On savait déjà que les tiques pouvaient transmettre des maladies par leurs piqûres, mais l’idée que cela puisse passer… par un fromage, voilà qui peut surprendre. Et pourtant, les experts alertent : certains produits laitiers au lait cru pourraient véhiculer un virus peu connu mais potentiellement grave, celui de l’encéphalite à tiques.
Quand le fromage devient un vecteur
En France, 71 cas d’encéphalite à tiques ont été recensés entre 2021 et 2023. La plupart du temps, l’infection passe inaperçue. Mais dans 10 à 30 % des cas, les malades développent des symptômes proches d’un gros coup de grippe : fièvre, fatigue, maux de tête. Le problème, c’est que jusqu’à 40 % des personnes symptomatiques présentent des complications neurologiques, parfois durables, comme l’indique l’Agence nationale de sécurité sanitaire (Anses).
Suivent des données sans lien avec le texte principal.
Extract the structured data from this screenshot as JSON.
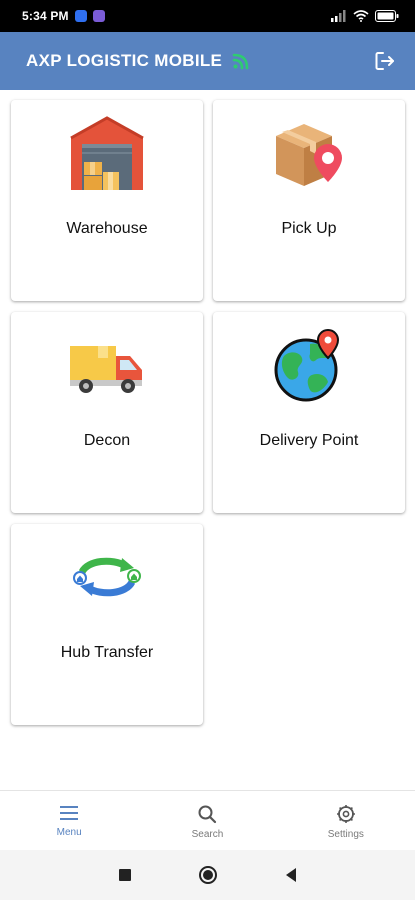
{
  "status_bar": {
    "time": "5:34 PM"
  },
  "app_bar": {
    "title": "AXP LOGISTIC MOBILE"
  },
  "menu": {
    "items": [
      {
        "label": "Warehouse",
        "icon": "warehouse-icon"
      },
      {
        "label": "Pick Up",
        "icon": "package-pin-icon"
      },
      {
        "label": "Decon",
        "icon": "delivery-truck-icon"
      },
      {
        "label": "Delivery Point",
        "icon": "globe-pin-icon"
      },
      {
        "label": "Hub Transfer",
        "icon": "transfer-arrows-icon"
      }
    ]
  },
  "bottom_nav": {
    "items": [
      {
        "label": "Menu",
        "icon": "menu-icon",
        "active": true
      },
      {
        "label": "Search",
        "icon": "search-icon",
        "active": false
      },
      {
        "label": "Settings",
        "icon": "settings-icon",
        "active": false
      }
    ]
  },
  "colors": {
    "app_bar": "#5883c0",
    "signal_green": "#2ecc71",
    "active_nav": "#5883c0"
  }
}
Le mécanisme est assez simple : une tique infectée pique une chèvre ou une brebis. Le virus passe dans le lait cru pendant une courte période, avant que l’animal développe ses propres défenses immunitaires. Résultat : les fromages ou produits laitiers fabriqués sans pasteurisation peuvent devenir des vecteurs de transmission.
Des régions plus exposées que d’autres
Toutes les zones ne sont pas concernées de la même manière. En France, la région Auvergne-Rhône-Alpes figure parmi les plus touchées. La raison ? Un climat favorable aux tiques, une forte présence d’élevages caprins en plein air, et des pâturages souvent proches des bois. C’est dans ces environnements que le risque augmente.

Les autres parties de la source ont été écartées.